Previously, risk modeller Karen Clark & Company had forecast an up to $300 million private re/insurance market loss, so excluding the NFIP.
Meaning Corelogic’s figure is quite a bit higher, as even the lowest end of its range at $300 million is higher than the upper-end of RMS’ estimate ($250m if you take off the 50% of expected NFIP impacts).
Yet again this highlights the divergence in results from catastrophe risk models, as well as the difficulty that can present the insurance and reinsurance industry in coming to a determination for the impacts of catastrophe loss event so soon after it occurs.
Corelogic breaks down its estimate into flood and wind, with the private insurance market flood loss not expected to exceed $100 million, but the insured wind loss from hurricane Barry pegged in a range from $300 million to $500 million.

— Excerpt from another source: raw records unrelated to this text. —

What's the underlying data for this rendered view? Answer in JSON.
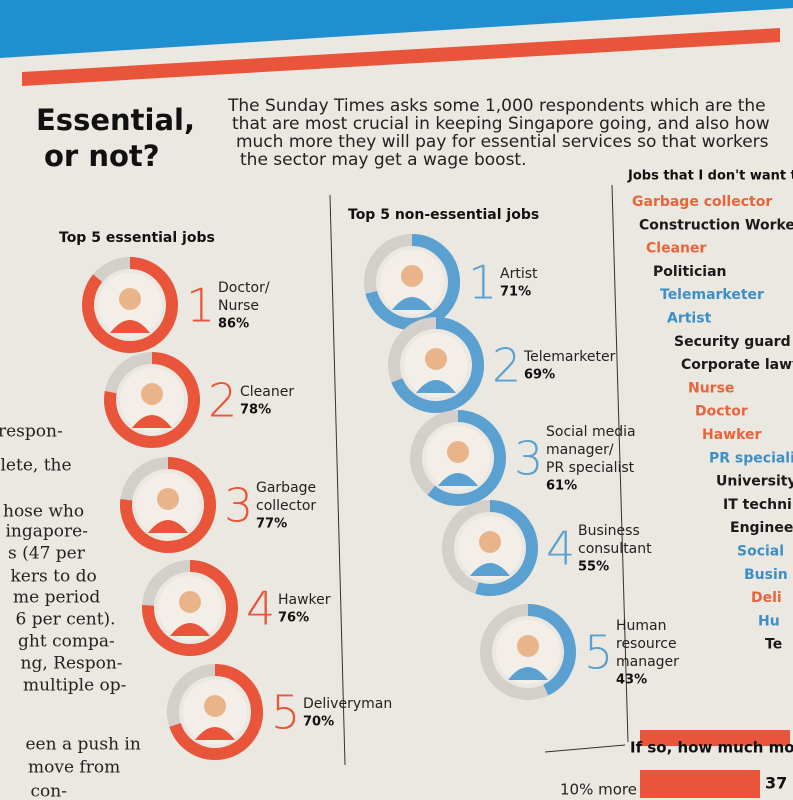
{
  "header": {
    "title_lines": [
      "Essential,",
      "or not?"
    ],
    "intro_lines": [
      "The Sunday Times asks some 1,000 respondents which are the",
      "that are most crucial in keeping Singapore going, and also how",
      "much more they will pay for essential services so that workers",
      "the sector may get a wage boost."
    ]
  },
  "essential": {
    "heading": "Top 5 essential jobs",
    "items": [
      {
        "rank": 1,
        "label_lines": [
          "Doctor/",
          "Nurse"
        ],
        "value": 86,
        "value_label": "86%"
      },
      {
        "rank": 2,
        "label_lines": [
          "Cleaner"
        ],
        "value": 78,
        "value_label": "78%"
      },
      {
        "rank": 3,
        "label_lines": [
          "Garbage",
          "collector"
        ],
        "value": 77,
        "value_label": "77%"
      },
      {
        "rank": 4,
        "label_lines": [
          "Hawker"
        ],
        "value": 76,
        "value_label": "76%"
      },
      {
        "rank": 5,
        "label_lines": [
          "Deliveryman"
        ],
        "value": 70,
        "value_label": "70%"
      }
    ]
  },
  "non_essential": {
    "heading": "Top 5 non-essential jobs",
    "items": [
      {
        "rank": 1,
        "label_lines": [
          "Artist"
        ],
        "value": 71,
        "value_label": "71%"
      },
      {
        "rank": 2,
        "label_lines": [
          "Telemarketer"
        ],
        "value": 69,
        "value_label": "69%"
      },
      {
        "rank": 3,
        "label_lines": [
          "Social media",
          "manager/",
          "PR specialist"
        ],
        "value": 61,
        "value_label": "61%"
      },
      {
        "rank": 4,
        "label_lines": [
          "Business",
          "consultant"
        ],
        "value": 55,
        "value_label": "55%"
      },
      {
        "rank": 5,
        "label_lines": [
          "Human",
          "resource",
          "manager"
        ],
        "value": 43,
        "value_label": "43%"
      }
    ]
  },
  "dont_want": {
    "heading": "Jobs that I don't want to d",
    "items": [
      {
        "text": "Garbage collector",
        "color": "#e8643a"
      },
      {
        "text": "Construction Worker",
        "color": "#1a1a1a"
      },
      {
        "text": "Cleaner",
        "color": "#e8643a"
      },
      {
        "text": "Politician",
        "color": "#1a1a1a"
      },
      {
        "text": "Telemarketer",
        "color": "#3d8fc6"
      },
      {
        "text": "Artist",
        "color": "#3d8fc6"
      },
      {
        "text": "Security guard",
        "color": "#1a1a1a"
      },
      {
        "text": "Corporate lawy",
        "color": "#1a1a1a"
      },
      {
        "text": "Nurse",
        "color": "#e8643a"
      },
      {
        "text": "Doctor",
        "color": "#e8643a"
      },
      {
        "text": "Hawker",
        "color": "#e8643a"
      },
      {
        "text": "PR speciali",
        "color": "#3d8fc6"
      },
      {
        "text": "University",
        "color": "#1a1a1a"
      },
      {
        "text": "IT techni",
        "color": "#1a1a1a"
      },
      {
        "text": "Enginee",
        "color": "#1a1a1a"
      },
      {
        "text": "Social",
        "color": "#3d8fc6"
      },
      {
        "text": "Busin",
        "color": "#3d8fc6"
      },
      {
        "text": "Deli",
        "color": "#e8643a"
      },
      {
        "text": "Hu",
        "color": "#3d8fc6"
      },
      {
        "text": "Te",
        "color": "#1a1a1a"
      }
    ]
  },
  "side_text": {
    "lines": [
      "respon-",
      "lete, the",
      "hose who",
      "ingapore-",
      "s (47 per",
      "kers to do",
      "me period",
      "6 per cent).",
      "ght compa-",
      "ng, Respon-",
      "multiple op-",
      "een a push in",
      "move from",
      "con-"
    ]
  },
  "bottom": {
    "question": "If so, how much more?",
    "row_label": "10% more",
    "row_value": "37"
  }
}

That wind loss estimate alone is higher than RMS’ total estimate of private insurance and reinsurance losses from the storm, while KCC’s estimate sits right at the lowest end of it.
Corelogic says that insured residential and commercial flood loss covered by NFIP policies is estimated to be between $100 million and $200 million from hurricane Barry, with uninsured flood loss estimated to be approximately $100 million.
Adding it all together, the $300 million to $600 million private market losses from wind and flood, plus the NFIP’s $100 million to $200 million, plus the around $100 million of uninsured flood, gives a total “insurable” loss estimate of $600 million to $900 million for hurricane Barry.
Unfortunately these estimates diverge so significantly as to render themselves less useful. It underscores the fact risk models often prove directional at best for specific loss impact figures, while remaining integral to the industry’s ability to analyse, measure and approximate exposure.